We do not, at this stage, recommend a separate Presidential Message to Congress concerning foreign economic policy. We do, however, recommend that you include in your Inaugural Address, and more fully in your State of the Union Message the following points from the Task Force Report:

1.
A reaffirmation of our general commitment and determination to expand world trade and of our specific undertakings: to lower tariff barriers through the Kennedy Round negotiations and other measures; to resist domestic pressures to increase tariffs and impose other protectionist restrictions on free trade; to insure less developed countries increased opportunities for exports to the United States; to cooperate in measures to stabilize prices of selected international commodities; and to carry out your instructions for developing further contacts with Eastern European countries.
2.
Strong support for “economic mobility” assistance for those sectors of our economy that must adjust to increasing imports, base closings or other changes in the economic environment. This could be an important part of your general remarks about meeting human needs in the quest for the Great Society.
3.
A reaffirmation of your intention to bring our balance of payments into equilibrium, and at the same time to achieve agreement with our friends on further substantial improvements in the international monetary system.

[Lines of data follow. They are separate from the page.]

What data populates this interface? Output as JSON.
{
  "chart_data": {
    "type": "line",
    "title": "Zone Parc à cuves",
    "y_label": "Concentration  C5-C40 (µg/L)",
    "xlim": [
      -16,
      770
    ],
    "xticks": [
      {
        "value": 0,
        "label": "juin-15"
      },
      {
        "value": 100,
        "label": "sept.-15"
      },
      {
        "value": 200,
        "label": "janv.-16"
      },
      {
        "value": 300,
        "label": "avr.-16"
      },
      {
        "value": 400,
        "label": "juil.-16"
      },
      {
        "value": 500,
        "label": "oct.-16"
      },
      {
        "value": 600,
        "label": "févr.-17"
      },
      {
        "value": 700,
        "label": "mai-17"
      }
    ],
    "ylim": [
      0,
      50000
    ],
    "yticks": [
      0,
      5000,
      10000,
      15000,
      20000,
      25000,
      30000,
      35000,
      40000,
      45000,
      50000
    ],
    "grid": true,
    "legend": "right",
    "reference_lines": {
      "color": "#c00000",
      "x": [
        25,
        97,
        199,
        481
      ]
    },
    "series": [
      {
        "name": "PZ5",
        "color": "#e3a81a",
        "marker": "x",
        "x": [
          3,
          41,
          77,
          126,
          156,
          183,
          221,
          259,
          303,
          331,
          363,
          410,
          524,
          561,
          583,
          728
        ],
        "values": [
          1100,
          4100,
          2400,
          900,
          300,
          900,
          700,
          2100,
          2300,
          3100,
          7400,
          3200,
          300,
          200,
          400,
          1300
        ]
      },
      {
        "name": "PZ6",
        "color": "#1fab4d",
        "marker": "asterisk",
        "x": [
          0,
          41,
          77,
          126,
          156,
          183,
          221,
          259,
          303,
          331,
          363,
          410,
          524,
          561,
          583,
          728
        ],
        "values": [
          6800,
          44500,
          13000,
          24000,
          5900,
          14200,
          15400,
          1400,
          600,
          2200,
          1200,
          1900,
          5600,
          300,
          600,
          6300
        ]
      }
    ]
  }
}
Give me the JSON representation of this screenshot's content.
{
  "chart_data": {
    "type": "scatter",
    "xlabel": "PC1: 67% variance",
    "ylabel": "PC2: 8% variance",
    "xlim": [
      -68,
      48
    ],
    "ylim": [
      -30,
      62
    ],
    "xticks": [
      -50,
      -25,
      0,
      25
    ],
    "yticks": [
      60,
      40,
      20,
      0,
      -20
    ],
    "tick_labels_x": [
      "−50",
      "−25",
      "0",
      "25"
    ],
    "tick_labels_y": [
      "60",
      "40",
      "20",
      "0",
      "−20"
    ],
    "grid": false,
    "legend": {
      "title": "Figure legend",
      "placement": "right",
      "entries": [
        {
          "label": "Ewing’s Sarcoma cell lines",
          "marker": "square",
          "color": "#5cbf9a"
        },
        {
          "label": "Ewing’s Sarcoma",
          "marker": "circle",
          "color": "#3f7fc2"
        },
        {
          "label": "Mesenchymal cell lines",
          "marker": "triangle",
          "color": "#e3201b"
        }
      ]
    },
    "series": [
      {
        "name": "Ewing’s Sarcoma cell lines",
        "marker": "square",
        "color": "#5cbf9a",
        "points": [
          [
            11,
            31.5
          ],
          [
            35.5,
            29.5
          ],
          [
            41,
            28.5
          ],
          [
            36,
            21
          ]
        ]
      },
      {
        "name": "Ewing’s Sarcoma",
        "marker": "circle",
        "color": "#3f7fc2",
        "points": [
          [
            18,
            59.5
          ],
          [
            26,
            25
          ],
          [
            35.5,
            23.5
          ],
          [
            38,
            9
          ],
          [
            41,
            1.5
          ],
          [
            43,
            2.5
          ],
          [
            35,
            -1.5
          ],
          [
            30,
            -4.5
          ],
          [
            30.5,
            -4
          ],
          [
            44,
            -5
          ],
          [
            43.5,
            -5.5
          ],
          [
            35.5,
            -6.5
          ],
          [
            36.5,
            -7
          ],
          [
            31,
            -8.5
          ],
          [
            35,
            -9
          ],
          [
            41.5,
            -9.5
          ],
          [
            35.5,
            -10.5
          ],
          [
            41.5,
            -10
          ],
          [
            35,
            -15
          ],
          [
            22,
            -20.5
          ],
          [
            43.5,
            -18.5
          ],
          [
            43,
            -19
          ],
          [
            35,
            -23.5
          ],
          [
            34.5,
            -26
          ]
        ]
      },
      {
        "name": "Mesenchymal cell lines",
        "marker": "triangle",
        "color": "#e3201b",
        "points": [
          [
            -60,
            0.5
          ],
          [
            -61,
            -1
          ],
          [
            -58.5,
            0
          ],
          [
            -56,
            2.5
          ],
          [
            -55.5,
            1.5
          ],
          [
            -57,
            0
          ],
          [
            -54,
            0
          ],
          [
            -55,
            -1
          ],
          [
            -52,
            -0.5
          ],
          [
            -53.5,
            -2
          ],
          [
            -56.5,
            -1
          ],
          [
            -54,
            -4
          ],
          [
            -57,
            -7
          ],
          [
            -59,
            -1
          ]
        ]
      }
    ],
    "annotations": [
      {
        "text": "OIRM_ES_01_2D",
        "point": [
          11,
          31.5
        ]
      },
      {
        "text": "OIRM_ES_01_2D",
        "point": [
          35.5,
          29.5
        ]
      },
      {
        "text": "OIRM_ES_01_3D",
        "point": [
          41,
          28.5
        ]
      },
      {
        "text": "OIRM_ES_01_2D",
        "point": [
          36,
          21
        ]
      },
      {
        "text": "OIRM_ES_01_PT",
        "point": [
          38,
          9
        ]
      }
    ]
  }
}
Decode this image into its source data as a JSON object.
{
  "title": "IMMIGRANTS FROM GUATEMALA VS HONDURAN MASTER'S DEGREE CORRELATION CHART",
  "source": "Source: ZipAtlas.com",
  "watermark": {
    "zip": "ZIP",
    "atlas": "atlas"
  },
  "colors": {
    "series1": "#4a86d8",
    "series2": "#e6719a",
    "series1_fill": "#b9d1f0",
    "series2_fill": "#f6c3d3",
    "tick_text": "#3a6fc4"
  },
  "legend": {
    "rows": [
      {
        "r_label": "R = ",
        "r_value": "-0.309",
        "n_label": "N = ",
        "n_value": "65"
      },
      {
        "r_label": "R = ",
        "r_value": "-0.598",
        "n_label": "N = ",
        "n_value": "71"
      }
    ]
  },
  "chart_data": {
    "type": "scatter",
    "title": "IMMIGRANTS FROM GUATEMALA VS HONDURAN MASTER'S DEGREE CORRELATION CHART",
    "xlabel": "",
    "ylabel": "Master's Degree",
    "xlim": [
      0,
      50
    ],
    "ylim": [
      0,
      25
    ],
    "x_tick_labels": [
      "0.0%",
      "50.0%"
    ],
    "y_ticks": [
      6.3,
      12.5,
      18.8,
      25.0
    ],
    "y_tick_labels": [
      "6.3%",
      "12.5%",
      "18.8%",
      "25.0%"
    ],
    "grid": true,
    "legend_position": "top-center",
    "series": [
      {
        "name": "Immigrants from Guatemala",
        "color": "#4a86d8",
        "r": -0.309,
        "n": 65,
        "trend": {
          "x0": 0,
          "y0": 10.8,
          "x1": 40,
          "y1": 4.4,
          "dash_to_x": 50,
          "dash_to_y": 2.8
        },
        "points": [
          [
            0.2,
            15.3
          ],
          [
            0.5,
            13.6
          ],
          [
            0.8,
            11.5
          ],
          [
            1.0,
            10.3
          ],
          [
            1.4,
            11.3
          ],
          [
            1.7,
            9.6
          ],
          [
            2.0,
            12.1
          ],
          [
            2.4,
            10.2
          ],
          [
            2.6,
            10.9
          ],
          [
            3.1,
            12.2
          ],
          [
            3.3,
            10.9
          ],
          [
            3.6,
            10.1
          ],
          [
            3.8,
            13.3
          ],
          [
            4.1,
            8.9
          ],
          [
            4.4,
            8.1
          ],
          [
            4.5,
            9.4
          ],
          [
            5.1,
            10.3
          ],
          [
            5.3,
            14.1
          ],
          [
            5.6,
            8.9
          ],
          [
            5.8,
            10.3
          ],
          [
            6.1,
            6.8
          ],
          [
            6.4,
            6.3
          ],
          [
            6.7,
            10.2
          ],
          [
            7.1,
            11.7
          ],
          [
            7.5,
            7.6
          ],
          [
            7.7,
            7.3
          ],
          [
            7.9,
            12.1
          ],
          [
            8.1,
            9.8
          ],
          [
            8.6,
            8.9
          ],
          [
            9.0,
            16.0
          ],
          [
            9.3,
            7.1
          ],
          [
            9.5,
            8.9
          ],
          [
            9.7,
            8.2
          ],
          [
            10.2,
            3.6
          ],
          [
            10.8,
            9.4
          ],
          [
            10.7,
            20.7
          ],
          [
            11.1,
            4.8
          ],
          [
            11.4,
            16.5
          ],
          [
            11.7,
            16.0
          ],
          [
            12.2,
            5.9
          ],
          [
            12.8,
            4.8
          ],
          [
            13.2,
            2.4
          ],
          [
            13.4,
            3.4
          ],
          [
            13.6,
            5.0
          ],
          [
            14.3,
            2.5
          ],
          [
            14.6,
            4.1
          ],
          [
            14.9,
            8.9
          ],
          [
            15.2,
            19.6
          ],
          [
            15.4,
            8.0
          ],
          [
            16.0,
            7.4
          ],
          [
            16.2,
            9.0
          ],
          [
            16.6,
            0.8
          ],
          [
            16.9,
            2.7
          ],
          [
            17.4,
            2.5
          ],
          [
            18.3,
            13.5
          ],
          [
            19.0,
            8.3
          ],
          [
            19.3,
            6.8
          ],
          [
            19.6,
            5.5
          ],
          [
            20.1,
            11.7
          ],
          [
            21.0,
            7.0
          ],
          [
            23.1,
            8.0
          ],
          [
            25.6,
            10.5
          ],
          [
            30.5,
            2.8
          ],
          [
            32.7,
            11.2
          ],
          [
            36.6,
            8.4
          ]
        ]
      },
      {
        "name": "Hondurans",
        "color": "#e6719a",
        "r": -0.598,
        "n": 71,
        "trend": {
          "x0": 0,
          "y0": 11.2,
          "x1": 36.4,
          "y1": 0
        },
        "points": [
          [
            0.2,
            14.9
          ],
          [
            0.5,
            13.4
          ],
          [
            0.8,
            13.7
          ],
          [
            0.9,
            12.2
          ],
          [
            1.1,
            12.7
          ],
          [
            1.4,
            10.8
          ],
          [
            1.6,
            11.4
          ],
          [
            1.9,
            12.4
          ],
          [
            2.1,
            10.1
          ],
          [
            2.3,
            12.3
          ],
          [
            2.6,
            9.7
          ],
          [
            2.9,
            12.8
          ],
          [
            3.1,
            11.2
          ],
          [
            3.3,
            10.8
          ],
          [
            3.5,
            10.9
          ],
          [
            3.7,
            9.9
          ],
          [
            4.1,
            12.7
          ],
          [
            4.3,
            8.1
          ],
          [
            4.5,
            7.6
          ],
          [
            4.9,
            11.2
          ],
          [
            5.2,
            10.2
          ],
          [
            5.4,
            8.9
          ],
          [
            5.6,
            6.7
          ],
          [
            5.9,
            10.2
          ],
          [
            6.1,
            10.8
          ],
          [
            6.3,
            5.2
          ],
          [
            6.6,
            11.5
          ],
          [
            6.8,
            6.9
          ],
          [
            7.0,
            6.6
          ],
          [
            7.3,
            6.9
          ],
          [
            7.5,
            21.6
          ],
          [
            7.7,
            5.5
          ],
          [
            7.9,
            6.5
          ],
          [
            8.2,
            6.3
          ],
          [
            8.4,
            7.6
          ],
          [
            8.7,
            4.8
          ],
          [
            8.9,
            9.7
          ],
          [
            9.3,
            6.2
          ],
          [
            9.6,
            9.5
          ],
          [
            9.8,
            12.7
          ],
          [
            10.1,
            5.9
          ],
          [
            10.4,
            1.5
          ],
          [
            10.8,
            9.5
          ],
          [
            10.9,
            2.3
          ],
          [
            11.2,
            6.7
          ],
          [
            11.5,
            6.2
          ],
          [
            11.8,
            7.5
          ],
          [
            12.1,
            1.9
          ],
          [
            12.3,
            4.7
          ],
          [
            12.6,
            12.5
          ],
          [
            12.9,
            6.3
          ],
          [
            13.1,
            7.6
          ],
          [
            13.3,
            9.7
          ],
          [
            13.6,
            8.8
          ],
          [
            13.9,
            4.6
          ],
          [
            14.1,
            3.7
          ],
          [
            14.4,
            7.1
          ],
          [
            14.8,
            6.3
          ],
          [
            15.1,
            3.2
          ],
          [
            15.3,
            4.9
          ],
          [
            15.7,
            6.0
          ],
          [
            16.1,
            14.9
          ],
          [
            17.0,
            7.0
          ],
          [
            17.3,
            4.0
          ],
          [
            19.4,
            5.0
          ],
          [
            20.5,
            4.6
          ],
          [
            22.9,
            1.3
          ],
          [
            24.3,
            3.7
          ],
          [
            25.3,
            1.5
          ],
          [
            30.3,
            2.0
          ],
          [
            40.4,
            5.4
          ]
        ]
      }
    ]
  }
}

At an appropriate time, it may also be advisable for you to send a Special Message to the Congress concerning the balance of payments.

III. Proposed Legislation

We recommend the following legislative proposals to give effect to the Task Force proposals:

1.
A general program to facilitate “economic mobility.” As noted above, this would not be peculiarly related to foreign economic policy. It would replace, or at least supplement, the existing adjustment assistance provisions of the Trade Expansion Act.3
2.
Legislation to eliminate the 25 percent gold reserve requirement; or if, as the Treasury feels, this is not feasible, legislation to limit the applicability of this requirement to Federal Reserve note liabilities. (See Annex A)4
3.
An “East-West Trade Act” authorizing you to negotiate with Communist countries for trade agreements that would include most-favored-nation treatment, whenever you find such agreements to be in the public interest.
4.
Enabling legislation under the International Coffee Agreement,5 legislation to correct the revised tariff schedule, and the repeal of the Saylor Amendment to the Mass Transportation Bill.6

  • Douglas Dillon
  • George W. Ball
  • McGeorge Bundy
7
  1. Source: Department of State, Central Files, E 1 US. Secret.
  2. Document 18.
  3. The Trade Expansion Act of 1962 was approved on October 11, 1962. (76 Stat. 872) For excerpts, see American Foreign Policy: Current Documents, 1962, pp. 1383–1396.
  4. Not printed.
  5. For a summary of the provisions of the International Coffee Agreement, 1962, signed at U.N. Headquarters in New York on September 28, 1962, and entered into force provisionally on July 1, definitively on December 27, 1963, see American Foreign Policy: Current Documents, 1962, pp. 1140–1142. For complete text of Agreement, see 14 UST 1911.
  6. Not further identified.
  7. Printed from a copy that bears these typed signatures.